Mutation analysis is considered the best method for measuring the adequacy of test suites. However, the number of test runs required for a full mutation analysis grows faster than project size, which is not feasible for real-world software projects, which often have more than a million lines of code. It is for projects of this size, however, that developers most need a method for evaluating the efficacy of a test suite. Various strategies have been proposed to deal with the explosion of mutants. However, these strategies at best reduce the number of mutants required to a fraction of overall mutants, which still grows with program size. Running, e.g., 5% of all mutants of a 2MLOC program usually requires analyzing over 100,000 mutants.
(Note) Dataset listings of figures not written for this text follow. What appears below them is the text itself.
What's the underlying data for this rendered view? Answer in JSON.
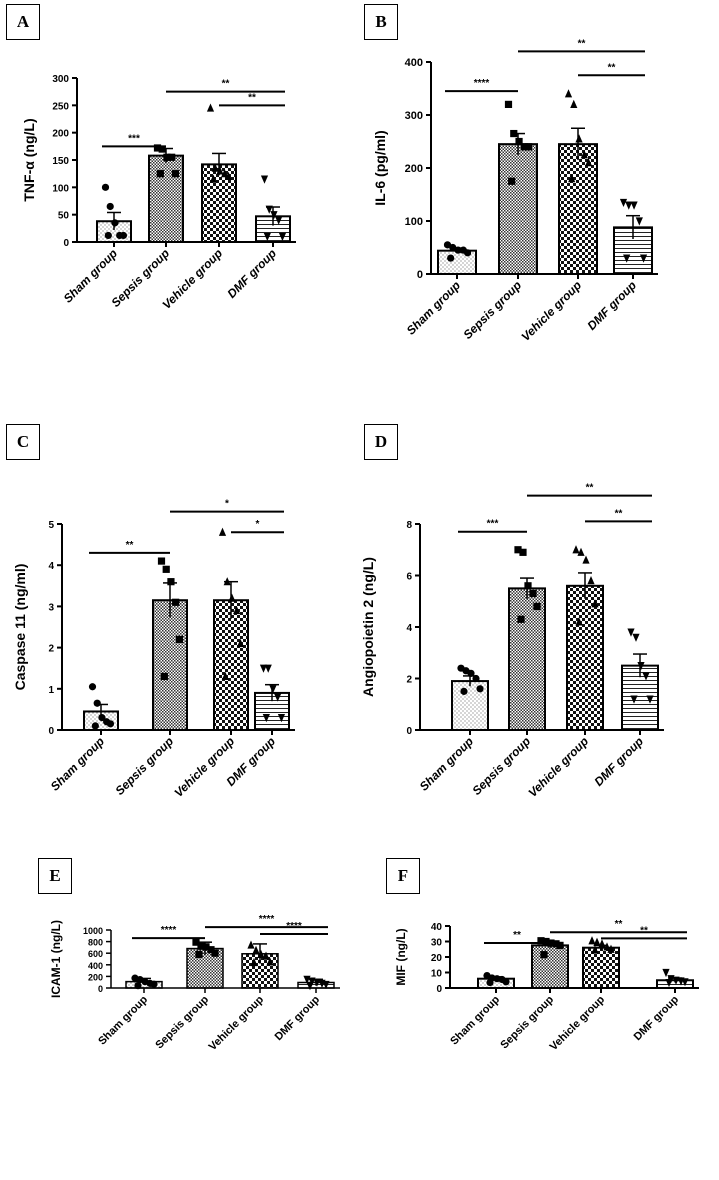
{
  "chart_data": [
    {
      "panel": "A",
      "type": "bar",
      "ylabel": "TNF-α (ng/L)",
      "ylim": [
        0,
        300
      ],
      "yticks": [
        0,
        50,
        100,
        150,
        200,
        250,
        300
      ],
      "label_style": "bold-italic",
      "categories": [
        "Sham group",
        "Sepsis group",
        "Vehicle group",
        "DMF group"
      ],
      "values": [
        38,
        158,
        142,
        47
      ],
      "errors": [
        16,
        13,
        20,
        17
      ],
      "points": [
        [
          100,
          65,
          35,
          12,
          12,
          12
        ],
        [
          172,
          170,
          155,
          155,
          125,
          125
        ],
        [
          245,
          135,
          130,
          125,
          120,
          115
        ],
        [
          115,
          60,
          50,
          40,
          10,
          10
        ]
      ],
      "significance": [
        {
          "from": 0,
          "to": 1,
          "label": "***",
          "y": 175
        },
        {
          "from": 1,
          "to": 3,
          "label": "**",
          "y": 275
        },
        {
          "from": 2,
          "to": 3,
          "label": "**",
          "y": 250
        }
      ]
    },
    {
      "panel": "B",
      "type": "bar",
      "ylabel": "IL-6 (pg/ml)",
      "ylim": [
        0,
        400
      ],
      "yticks": [
        0,
        100,
        200,
        300,
        400
      ],
      "label_style": "bold-italic",
      "categories": [
        "Sham group",
        "Sepsis group",
        "Vehicle group",
        "DMF group"
      ],
      "values": [
        44,
        245,
        245,
        88
      ],
      "errors": [
        5,
        20,
        30,
        22
      ],
      "points": [
        [
          55,
          50,
          45,
          45,
          40,
          30
        ],
        [
          320,
          265,
          250,
          240,
          240,
          175
        ],
        [
          340,
          320,
          255,
          225,
          210,
          180
        ],
        [
          135,
          130,
          130,
          100,
          30,
          30
        ]
      ],
      "significance": [
        {
          "from": 0,
          "to": 1,
          "label": "****",
          "y": 345
        },
        {
          "from": 1,
          "to": 3,
          "label": "**",
          "y": 420
        },
        {
          "from": 2,
          "to": 3,
          "label": "**",
          "y": 375
        }
      ]
    },
    {
      "panel": "C",
      "type": "bar",
      "ylabel": "Caspase 11 (ng/ml)",
      "ylim": [
        0,
        5
      ],
      "yticks": [
        0,
        1,
        2,
        3,
        4,
        5
      ],
      "label_style": "bold-italic",
      "categories": [
        "Sham group",
        "Sepsis group",
        "Vehicle group",
        "DMF group"
      ],
      "values": [
        0.45,
        3.15,
        3.15,
        0.9
      ],
      "errors": [
        0.17,
        0.42,
        0.45,
        0.2
      ],
      "points": [
        [
          1.05,
          0.65,
          0.3,
          0.2,
          0.15,
          0.1
        ],
        [
          4.1,
          3.9,
          3.6,
          3.1,
          2.2,
          1.3
        ],
        [
          4.8,
          3.6,
          3.2,
          2.9,
          2.1,
          1.3
        ],
        [
          1.5,
          1.5,
          1.0,
          0.8,
          0.3,
          0.3
        ]
      ],
      "significance": [
        {
          "from": 0,
          "to": 1,
          "label": "**",
          "y": 4.3
        },
        {
          "from": 1,
          "to": 3,
          "label": "*",
          "y": 5.3
        },
        {
          "from": 2,
          "to": 3,
          "label": "*",
          "y": 4.8
        }
      ]
    },
    {
      "panel": "D",
      "type": "bar",
      "ylabel": "Angiopoietin 2 (ng/L)",
      "ylim": [
        0,
        8
      ],
      "yticks": [
        0,
        2,
        4,
        6,
        8
      ],
      "label_style": "bold-italic",
      "categories": [
        "Sham group",
        "Sepsis group",
        "Vehicle group",
        "DMF group"
      ],
      "values": [
        1.9,
        5.5,
        5.6,
        2.5
      ],
      "errors": [
        0.2,
        0.4,
        0.5,
        0.45
      ],
      "points": [
        [
          2.4,
          2.3,
          2.2,
          2.0,
          1.6,
          1.5
        ],
        [
          7.0,
          6.9,
          5.6,
          5.3,
          4.8,
          4.3
        ],
        [
          7.0,
          6.9,
          6.6,
          5.8,
          4.9,
          4.2
        ],
        [
          3.8,
          3.6,
          2.5,
          2.1,
          1.2,
          1.2
        ]
      ],
      "significance": [
        {
          "from": 0,
          "to": 1,
          "label": "***",
          "y": 7.7
        },
        {
          "from": 1,
          "to": 3,
          "label": "**",
          "y": 9.1
        },
        {
          "from": 2,
          "to": 3,
          "label": "**",
          "y": 8.1
        }
      ]
    },
    {
      "panel": "E",
      "type": "bar",
      "ylabel": "ICAM-1 (ng/L)",
      "ylim": [
        0,
        1000
      ],
      "yticks": [
        0,
        200,
        400,
        600,
        800,
        1000
      ],
      "label_style": "normal",
      "categories": [
        "Sham group",
        "Sepsis group",
        "Vehicle group",
        "DMF group"
      ],
      "values": [
        110,
        680,
        590,
        95
      ],
      "errors": [
        55,
        110,
        170,
        55
      ],
      "points": [
        [
          170,
          145,
          110,
          80,
          65,
          40
        ],
        [
          790,
          720,
          710,
          660,
          600,
          580
        ],
        [
          740,
          650,
          580,
          550,
          450,
          440
        ],
        [
          150,
          120,
          100,
          80,
          60,
          40
        ]
      ],
      "significance": [
        {
          "from": 0,
          "to": 1,
          "label": "****",
          "y": 860
        },
        {
          "from": 1,
          "to": 3,
          "label": "****",
          "y": 1050
        },
        {
          "from": 2,
          "to": 3,
          "label": "****",
          "y": 930
        }
      ]
    },
    {
      "panel": "F",
      "type": "bar",
      "ylabel": "MIF (ng/L)",
      "ylim": [
        0,
        40
      ],
      "yticks": [
        0,
        10,
        20,
        30,
        40
      ],
      "label_style": "normal",
      "categories": [
        "Sham group",
        "Sepsis group",
        "Vehicle group",
        "DMF group"
      ],
      "values": [
        6,
        27.5,
        26,
        5
      ],
      "errors": [
        1.2,
        1.5,
        1.5,
        1.4
      ],
      "points": [
        [
          8.0,
          6.5,
          6.0,
          5.5,
          4.0,
          3.5
        ],
        [
          30.5,
          30.0,
          29.0,
          28.5,
          27.5,
          21.5
        ],
        [
          30.5,
          29.5,
          28.5,
          26.5,
          25.0,
          24.5
        ],
        [
          10.0,
          6.0,
          5.0,
          4.5,
          4.0,
          3.5
        ]
      ],
      "significance": [
        {
          "from": 0,
          "to": 1,
          "label": "**",
          "y": 29
        },
        {
          "from": 1,
          "to": 3,
          "label": "**",
          "y": 36
        },
        {
          "from": 2,
          "to": 3,
          "label": "**",
          "y": 32
        }
      ]
    }
  ]
}
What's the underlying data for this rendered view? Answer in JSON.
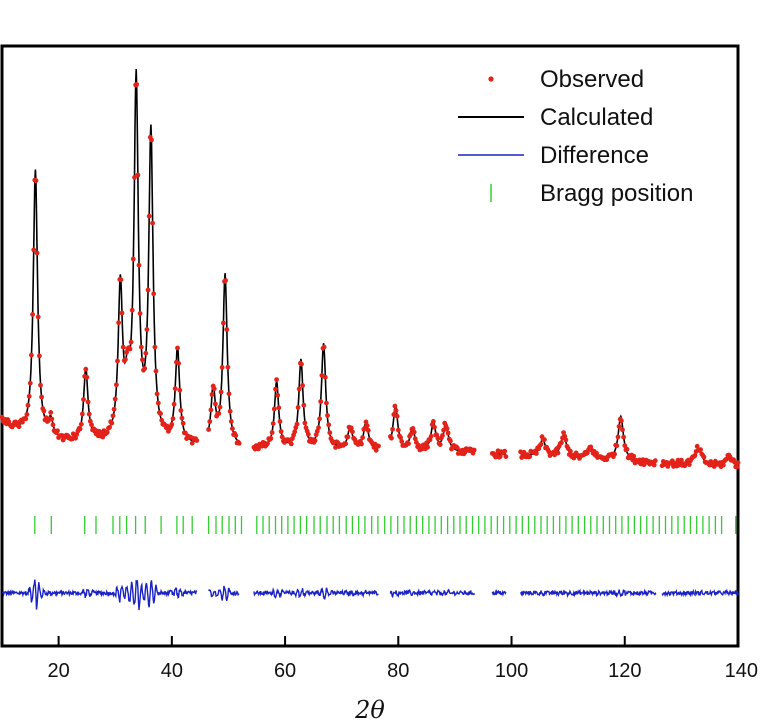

Similarly, while various approaches have been proposed to tackle equivalent mutants, none completely eliminate the problem, and the fraction of equivalent mutants remaining is hard to estimate, often requiring manual analysis of equivalence.

In this paper, we provide both theoretical analysis and empirical evidence that a small constant sample of mutants yields statistically similar results to running a full mutation analysis, regardless of the size of the program or similarity between mutants. We show that a similar approach, using a constant sample of inputs can estimate the degree of stubbornness in mutants remaining to a high degree of statistical confidence, and provide a mutation analysis framework for Python that incorporates the analysis of stubbornness of mutants.

Updates:

One can simplify, and reach our conclusions in this paper by noting that, theory of random sampling only requires randomness in the sample selection, and not in the population. That is, even if the population contains strongly correlated variables, so long as the sampling procedure is random, one can expect the sample to obey statistical laws. In particular, the correlatedness of the mutants results in same mean, but lesser variance than if we were sampling from a set of mutants that were independent of each other.
Further, we recommend that one should sample at least 9,604 mutants for 99% precision 95% of the time, as suggested by theory for independent mutants simply because it is the pessimistic upper bound, and it should be used for research.